From what has been said, it appears, that the external arterial membrane resembles the fibrous organs, which, as we shall see, are characterized by an extreme resistance. But if we observe on the other hand that this membrane can be broken, raised by layers and scales in dissection, that it is elastic and even dry, if I may so say, whilst the fibrous organs are compact, form a solid body, resisting, but softer and more elastic, we shall be convinced that this external membrane is exclusively peculiar to the arteries; that it has no relation with the other systems, but forms a distinct and separate texture in the economy. The structure with regular fibres, is the only circumstance that can, in my opinion, make us believe in the muscular nature of the arteries; but the ligaments and tendons are fibrous also; of what importance are the forms to the intimate nature? Now, can we say that this nature is the same, when the physical properties, when the extensibility and contractility of texture, when the vital sensibility and contractility are different?

Besides, the action of different re-agents upon the arterial texture, proves clearly how much it differs from the muscular. There are then general phenomena common to all the solids; but different peculiar phenomena that are distinctive. We may satisfy ourselves of this, by comparing the following article with that which corresponds with it in the muscular system.

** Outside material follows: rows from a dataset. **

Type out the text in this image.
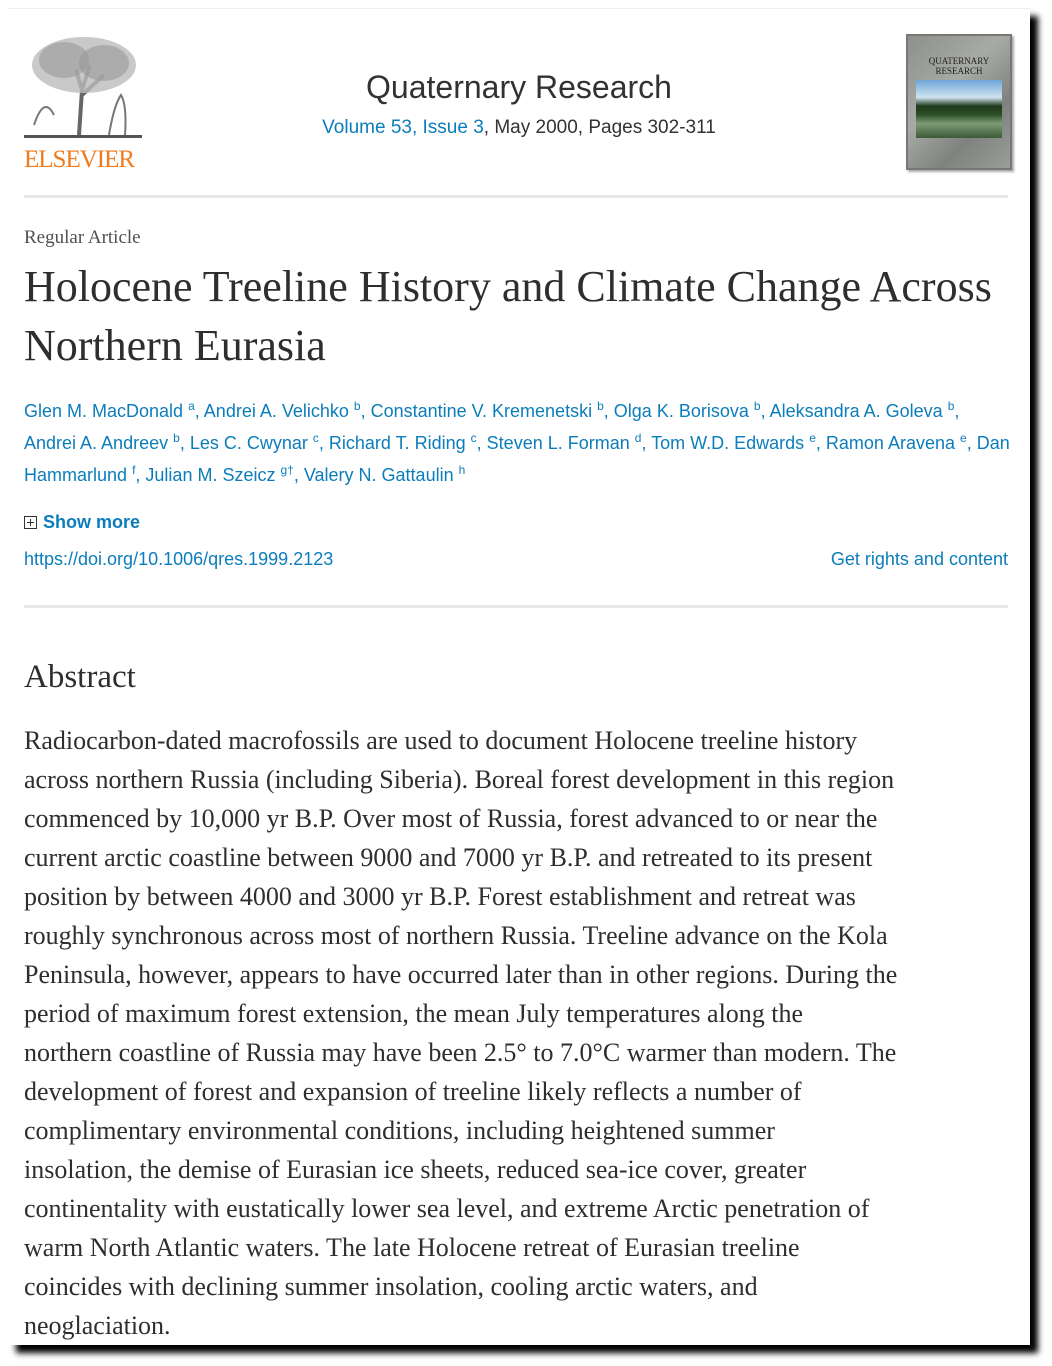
ELSEVIER
Quaternary Research
Volume 53, Issue 3, May 2000, Pages 302-311
QUATERNARY RESEARCH
Regular Article
Holocene Treeline History and Climate Change Across Northern Eurasia
Glen M. MacDonald $^a$, Andrei A. Velichko $^b$, Constantine V. Kremenetski $^b$, Olga K. Borisova $^b$, Aleksandra A. Goleva $^b$, Andrei A. Andreev $^b$, Les C. Cwynar $^c$, Richard T. Riding $^c$, Steven L. Forman $^d$, Tom W.D. Edwards $^e$, Ramon Aravena $^e$, Dan Hammarlund $^f$, Julian M. Szeicz $^{g\dagger}$, Valery N. Gattaulin $^h$
Show more
https://doi.org/10.1006/qres.1999.2123	Get rights and content
Abstract
Radiocarbon-dated macrofossils are used to document Holocene treeline history
across northern Russia (including Siberia). Boreal forest development in this region
commenced by 10,000 yr B.P. Over most of Russia, forest advanced to or near the
current arctic coastline between 9000 and 7000 yr B.P. and retreated to its present
position by between 4000 and 3000 yr B.P. Forest establishment and retreat was
roughly synchronous across most of northern Russia. Treeline advance on the Kola
Peninsula, however, appears to have occurred later than in other regions. During the
period of maximum forest extension, the mean July temperatures along the
northern coastline of Russia may have been 2.5° to 7.0°C warmer than modern. The
development of forest and expansion of treeline likely reflects a number of
complimentary environmental conditions, including heightened summer
insolation, the demise of Eurasian ice sheets, reduced sea-ice cover, greater
continentality with eustatically lower sea level, and extreme Arctic penetration of
warm North Atlantic waters. The late Holocene retreat of Eurasian treeline
coincides with declining summer insolation, cooling arctic waters, and
neoglaciation.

Action of different agents upon the arterial texture.

The action of the air by drying the arteries gives them a colour of a reddish yellow, very deep and even blackish in the great trunks, more clear in the smaller ones. Thus dried, the arterial texture is almost as hard as the cartilages in the same state, extremely brittle, breaking in the great trunks with a crackling noise, that is not perceived in any other animal texture. It is especially in this preparation, that we see how much the cellular covering of the arteries differs from their peculiar texture. This covering remains pliable; it is whitish when raised up separately. Immersed again in water, the arteries assume in part their natural arrangement.

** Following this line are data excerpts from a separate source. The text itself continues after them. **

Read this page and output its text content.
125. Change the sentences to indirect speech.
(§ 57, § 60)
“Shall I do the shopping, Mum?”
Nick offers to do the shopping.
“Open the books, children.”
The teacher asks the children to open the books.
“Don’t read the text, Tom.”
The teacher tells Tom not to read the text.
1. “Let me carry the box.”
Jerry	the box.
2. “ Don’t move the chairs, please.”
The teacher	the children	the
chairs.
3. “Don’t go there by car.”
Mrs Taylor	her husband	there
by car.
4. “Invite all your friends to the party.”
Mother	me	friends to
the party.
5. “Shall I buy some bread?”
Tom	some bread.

In drying, the arterial texture loses but very little of its thickness; this is a phenomenon that distinguishes it from most of the other textures. It arises from the small quantity of fluid that is contained between its layers, a circumstance that appears to be owing to the absence of the cellular texture. In opening the arterial layers, the kind of dryness they exhibit is remarkable, when compared with the moisture in which the muscular fibres are immersed.

Exposed wet among other organs to the action of the air, the arteries putrefy with great difficulty. Their texture resembles in this respect that of the cartilages, the fibro-cartilages, &c.; it is like them for some time almost incorruptible; when it is left to putrefy by itself, it gives out an odour much less fœtid than that of other textures; there appears to be less ammonia disengaged from it. The absence of fœtor is also very remarkable in the water in which the arteries have been macerated, entirely separated from every neighbouring texture. By comparing this water with that in which muscles have been macerated, the difference is striking. An evident proof of the resistance of the arteries to putrefaction and maceration, is what is observed in the viscera, which have been a long time macerated or which are putrid, as in the liver, the spleen, the kidnies, &c. In both cases, in the first especially, these viscera are reduced to a kind of pulp; the arteries however have preserved their texture still hard, amid this general softening. By removing carefully the putrid substance, we can follow them even to their final ramifications. This method of seeing the arteries is easy, whether they are filled by injection, or left empty. In the living animal, these vessels are also infinitely less susceptible of putrefaction than the skin, the cellular texture, &c. An artery often passes through a mortified part without undergoing any alteration from it; this is frequently seen in gun-shot wounds.